The International Energy Agency says in its November report that the global demand for oil would have reduced by 90,000 barrels per day at the end of the year.

Although the volume is insignificant, the demand for petroleum has not dropped since 2009 – the climax of the global economic crisis, IEA figures said.

The energy institute reiterated its forecast of a million barrel per day reduction in the call for crude oil produced by countries in the Organisation of the Petroleum Exporting Countries which Nigeria is a member of.

“For 2019 as a whole, crude demand is likely to decline for the firsttime since 2009, albeit by only 90 kb/d. This partly explains the relative weakness of crude prices for most of 2019,” the report said.

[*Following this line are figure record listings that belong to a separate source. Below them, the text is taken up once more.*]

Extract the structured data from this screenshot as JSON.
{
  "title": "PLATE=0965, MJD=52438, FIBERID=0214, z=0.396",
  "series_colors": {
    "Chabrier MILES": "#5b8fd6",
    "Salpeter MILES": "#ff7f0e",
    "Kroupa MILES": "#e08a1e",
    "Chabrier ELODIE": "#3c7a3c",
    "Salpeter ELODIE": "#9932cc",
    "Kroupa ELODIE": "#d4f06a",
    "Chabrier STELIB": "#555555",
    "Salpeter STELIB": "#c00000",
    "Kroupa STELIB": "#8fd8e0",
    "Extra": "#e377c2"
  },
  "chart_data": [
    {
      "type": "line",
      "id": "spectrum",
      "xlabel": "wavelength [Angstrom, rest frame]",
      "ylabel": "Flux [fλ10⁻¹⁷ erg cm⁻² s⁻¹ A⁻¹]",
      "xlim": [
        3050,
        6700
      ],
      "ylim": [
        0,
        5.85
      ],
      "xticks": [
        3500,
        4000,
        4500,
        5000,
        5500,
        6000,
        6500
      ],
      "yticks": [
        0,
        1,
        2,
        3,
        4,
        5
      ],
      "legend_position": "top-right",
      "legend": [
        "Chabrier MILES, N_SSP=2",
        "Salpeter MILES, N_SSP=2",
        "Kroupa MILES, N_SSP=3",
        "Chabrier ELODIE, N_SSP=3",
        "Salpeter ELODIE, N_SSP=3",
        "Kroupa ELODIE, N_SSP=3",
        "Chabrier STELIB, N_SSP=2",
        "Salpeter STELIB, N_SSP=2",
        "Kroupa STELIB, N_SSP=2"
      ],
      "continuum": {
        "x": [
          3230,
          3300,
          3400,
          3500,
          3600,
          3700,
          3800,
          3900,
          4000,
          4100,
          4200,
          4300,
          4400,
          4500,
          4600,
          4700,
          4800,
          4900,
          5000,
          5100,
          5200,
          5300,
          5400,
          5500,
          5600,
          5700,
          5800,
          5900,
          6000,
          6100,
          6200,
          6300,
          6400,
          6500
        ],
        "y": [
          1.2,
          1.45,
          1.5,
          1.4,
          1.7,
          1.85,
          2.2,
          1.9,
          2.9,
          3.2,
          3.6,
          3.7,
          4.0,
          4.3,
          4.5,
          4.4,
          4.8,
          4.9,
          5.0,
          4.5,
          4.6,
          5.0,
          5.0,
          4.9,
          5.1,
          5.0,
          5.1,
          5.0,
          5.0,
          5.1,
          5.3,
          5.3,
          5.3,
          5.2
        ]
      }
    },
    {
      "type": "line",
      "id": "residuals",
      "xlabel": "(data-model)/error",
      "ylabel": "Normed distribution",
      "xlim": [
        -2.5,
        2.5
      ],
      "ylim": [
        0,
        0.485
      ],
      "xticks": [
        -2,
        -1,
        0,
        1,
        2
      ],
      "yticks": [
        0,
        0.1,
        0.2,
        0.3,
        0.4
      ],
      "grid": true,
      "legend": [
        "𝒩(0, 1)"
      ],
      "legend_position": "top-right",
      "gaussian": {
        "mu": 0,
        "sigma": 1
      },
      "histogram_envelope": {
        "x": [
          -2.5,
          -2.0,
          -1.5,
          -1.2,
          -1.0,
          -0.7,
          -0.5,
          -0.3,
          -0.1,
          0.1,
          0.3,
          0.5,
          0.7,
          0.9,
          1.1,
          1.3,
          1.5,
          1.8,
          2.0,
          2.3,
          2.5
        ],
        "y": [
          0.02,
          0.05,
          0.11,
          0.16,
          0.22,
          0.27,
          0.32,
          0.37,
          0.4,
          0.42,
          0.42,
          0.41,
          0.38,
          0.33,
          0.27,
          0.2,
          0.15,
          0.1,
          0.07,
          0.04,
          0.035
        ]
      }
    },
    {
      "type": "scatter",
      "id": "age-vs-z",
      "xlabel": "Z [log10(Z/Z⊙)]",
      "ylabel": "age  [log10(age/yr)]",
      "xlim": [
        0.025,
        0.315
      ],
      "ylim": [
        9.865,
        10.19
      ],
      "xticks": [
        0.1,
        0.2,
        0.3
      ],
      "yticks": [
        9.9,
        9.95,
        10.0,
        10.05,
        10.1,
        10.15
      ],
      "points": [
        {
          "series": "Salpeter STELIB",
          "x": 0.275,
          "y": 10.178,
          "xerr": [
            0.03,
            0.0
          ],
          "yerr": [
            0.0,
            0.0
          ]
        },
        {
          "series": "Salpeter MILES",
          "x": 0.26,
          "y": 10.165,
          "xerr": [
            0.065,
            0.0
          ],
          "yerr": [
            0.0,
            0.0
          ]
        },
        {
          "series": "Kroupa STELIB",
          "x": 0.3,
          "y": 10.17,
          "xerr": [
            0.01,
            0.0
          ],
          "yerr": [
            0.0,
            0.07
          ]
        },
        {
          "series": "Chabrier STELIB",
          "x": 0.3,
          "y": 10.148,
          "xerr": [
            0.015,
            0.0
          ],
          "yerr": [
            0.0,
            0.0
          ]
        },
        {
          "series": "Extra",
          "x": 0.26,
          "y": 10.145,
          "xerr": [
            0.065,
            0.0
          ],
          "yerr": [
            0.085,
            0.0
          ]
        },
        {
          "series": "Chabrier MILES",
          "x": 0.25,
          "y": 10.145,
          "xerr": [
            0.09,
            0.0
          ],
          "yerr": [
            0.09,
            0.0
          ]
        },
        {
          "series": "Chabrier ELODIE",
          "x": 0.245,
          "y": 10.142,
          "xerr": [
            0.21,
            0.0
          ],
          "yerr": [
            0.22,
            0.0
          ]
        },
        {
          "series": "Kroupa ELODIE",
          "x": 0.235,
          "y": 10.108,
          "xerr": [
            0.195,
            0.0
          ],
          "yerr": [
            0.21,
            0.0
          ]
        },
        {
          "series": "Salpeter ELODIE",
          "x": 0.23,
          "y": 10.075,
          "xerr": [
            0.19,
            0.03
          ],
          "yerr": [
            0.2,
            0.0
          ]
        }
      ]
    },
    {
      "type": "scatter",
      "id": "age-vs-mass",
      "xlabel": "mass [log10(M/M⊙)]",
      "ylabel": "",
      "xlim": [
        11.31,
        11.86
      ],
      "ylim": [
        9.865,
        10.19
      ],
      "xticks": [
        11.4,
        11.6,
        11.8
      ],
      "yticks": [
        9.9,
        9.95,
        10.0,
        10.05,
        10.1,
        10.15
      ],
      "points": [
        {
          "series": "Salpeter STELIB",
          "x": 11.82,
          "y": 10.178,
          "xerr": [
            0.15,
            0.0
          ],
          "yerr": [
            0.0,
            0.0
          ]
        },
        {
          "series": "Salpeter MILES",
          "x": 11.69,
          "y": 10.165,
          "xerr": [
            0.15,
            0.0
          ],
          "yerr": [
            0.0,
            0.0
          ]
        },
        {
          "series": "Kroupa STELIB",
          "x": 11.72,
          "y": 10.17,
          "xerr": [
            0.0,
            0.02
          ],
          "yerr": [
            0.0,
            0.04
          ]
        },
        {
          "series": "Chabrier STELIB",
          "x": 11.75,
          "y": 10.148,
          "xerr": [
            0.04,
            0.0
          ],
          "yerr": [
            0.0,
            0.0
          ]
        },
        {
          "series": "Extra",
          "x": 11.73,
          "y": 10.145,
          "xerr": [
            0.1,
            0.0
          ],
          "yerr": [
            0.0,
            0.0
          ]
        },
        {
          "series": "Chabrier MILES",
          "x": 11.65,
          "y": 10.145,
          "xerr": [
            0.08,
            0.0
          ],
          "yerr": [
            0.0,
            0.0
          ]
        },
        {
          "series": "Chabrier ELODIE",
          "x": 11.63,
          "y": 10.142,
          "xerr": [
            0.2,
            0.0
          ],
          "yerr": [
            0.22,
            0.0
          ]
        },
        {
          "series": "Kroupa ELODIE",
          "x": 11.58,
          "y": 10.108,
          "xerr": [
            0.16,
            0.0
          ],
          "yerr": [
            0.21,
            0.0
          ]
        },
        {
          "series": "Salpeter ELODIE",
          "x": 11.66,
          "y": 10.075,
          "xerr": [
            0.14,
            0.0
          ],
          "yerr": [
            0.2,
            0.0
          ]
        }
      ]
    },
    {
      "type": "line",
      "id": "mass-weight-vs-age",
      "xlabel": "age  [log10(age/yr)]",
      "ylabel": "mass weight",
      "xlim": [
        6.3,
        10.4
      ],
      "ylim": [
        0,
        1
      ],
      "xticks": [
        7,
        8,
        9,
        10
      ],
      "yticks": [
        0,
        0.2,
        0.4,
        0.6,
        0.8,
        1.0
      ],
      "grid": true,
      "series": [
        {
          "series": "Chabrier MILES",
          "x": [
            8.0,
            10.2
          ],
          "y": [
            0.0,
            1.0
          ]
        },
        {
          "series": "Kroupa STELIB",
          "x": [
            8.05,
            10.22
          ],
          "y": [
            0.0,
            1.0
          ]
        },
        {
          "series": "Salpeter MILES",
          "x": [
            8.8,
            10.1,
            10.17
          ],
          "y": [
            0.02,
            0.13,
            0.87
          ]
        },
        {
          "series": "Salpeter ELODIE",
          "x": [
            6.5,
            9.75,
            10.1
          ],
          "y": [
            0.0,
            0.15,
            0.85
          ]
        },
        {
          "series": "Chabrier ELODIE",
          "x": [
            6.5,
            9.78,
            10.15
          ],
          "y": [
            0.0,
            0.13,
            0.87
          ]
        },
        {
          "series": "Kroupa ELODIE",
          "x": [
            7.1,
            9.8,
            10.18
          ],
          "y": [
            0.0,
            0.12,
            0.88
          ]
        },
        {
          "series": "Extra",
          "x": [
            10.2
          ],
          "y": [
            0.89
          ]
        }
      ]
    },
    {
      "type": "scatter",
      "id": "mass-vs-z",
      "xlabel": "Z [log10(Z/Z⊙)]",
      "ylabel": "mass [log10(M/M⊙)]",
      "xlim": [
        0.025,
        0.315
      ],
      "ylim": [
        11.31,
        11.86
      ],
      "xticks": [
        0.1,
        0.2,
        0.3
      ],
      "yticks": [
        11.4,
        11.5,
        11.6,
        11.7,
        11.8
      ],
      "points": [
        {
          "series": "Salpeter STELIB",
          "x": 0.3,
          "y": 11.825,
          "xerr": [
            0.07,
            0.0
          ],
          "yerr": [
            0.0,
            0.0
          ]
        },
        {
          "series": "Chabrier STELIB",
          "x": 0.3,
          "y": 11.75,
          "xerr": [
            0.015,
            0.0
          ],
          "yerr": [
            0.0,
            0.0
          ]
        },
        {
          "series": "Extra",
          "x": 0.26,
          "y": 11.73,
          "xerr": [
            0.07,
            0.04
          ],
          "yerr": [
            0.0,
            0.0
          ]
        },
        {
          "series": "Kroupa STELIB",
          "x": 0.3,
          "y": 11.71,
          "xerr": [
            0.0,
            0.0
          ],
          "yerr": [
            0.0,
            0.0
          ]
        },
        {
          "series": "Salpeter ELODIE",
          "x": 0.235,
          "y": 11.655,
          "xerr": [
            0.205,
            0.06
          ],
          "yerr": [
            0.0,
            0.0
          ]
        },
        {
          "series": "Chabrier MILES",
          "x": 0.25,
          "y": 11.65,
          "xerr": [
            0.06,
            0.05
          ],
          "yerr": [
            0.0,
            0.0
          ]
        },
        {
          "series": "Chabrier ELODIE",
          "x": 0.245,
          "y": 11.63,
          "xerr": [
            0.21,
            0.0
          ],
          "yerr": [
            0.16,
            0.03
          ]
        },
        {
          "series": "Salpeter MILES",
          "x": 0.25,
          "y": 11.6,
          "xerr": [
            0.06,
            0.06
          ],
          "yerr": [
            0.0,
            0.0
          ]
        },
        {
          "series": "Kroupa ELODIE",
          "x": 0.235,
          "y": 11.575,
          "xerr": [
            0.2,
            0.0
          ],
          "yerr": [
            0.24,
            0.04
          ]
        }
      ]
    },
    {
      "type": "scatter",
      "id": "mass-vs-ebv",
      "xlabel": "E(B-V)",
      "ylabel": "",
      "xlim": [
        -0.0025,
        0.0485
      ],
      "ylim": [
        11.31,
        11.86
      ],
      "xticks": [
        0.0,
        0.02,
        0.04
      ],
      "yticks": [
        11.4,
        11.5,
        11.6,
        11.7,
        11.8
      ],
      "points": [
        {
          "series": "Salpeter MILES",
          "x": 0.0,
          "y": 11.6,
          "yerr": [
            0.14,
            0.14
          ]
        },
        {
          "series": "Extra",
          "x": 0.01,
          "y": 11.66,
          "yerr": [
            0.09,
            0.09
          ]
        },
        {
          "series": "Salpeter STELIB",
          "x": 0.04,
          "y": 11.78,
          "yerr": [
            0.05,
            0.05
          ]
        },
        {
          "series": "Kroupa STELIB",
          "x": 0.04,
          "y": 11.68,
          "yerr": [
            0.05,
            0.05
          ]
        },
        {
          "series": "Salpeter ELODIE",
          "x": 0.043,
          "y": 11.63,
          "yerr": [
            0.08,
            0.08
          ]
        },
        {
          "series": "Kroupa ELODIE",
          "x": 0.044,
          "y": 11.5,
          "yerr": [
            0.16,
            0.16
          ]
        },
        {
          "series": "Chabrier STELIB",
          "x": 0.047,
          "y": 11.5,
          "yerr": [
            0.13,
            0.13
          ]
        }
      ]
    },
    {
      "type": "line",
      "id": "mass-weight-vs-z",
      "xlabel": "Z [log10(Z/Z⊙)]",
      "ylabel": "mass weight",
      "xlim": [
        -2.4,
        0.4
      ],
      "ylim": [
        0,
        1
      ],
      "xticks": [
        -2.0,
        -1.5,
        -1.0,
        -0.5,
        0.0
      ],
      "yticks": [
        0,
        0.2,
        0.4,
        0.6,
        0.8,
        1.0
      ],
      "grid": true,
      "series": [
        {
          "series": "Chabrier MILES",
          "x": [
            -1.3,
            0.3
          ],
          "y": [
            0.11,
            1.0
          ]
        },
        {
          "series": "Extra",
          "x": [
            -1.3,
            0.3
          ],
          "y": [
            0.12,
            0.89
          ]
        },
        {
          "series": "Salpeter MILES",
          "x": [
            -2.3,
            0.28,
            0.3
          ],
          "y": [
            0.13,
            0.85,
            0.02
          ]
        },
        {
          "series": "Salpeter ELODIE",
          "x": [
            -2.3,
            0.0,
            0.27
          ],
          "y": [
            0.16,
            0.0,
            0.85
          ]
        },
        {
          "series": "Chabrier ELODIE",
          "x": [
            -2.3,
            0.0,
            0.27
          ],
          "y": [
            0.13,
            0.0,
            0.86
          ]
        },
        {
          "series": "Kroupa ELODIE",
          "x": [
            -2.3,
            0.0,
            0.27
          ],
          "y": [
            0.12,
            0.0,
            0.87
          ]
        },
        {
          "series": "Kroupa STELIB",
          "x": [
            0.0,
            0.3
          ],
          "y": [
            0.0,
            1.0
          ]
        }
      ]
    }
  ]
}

For the third quarter of 2019 however, global oil demand surged by 1.1m barrels daily.

The IEA observed a decline in refining activities within the third quarter of 2019 as well. It said the volume of crude oil used by refiners and for direct burn in power generation declined by 300 kb/d through 3Q19.

The agency blamed the drop in the volume of crude burned by refineries on the ‘cyclical nature of refining that overproduces in some years and then slows down to clear product stock overhang.

On the supply side, the IEA said there was a 1.5 million increase in the volume of crude oil supplied to the market, thanks to Saudi Arabia. Countries outside OPEC and its Russian alliance — Canada, Norway, and the USA, also contributed to the increase in supply as well.

This is a reflection of the agency’s projection that demand for OPEC’s oil would reduce in 2020, while those outside the cartel will opt theirs to about 2.3m daily.

It said a new country – Guyana will join the burst and boom oil market.

The sole bright piece of news from a Nigerian angle in the oil market report for November 2019, is the easing off of the trade feud between the US and China, which caused the price of a barrel of Brent to rise by $2 to $62 on an average in October.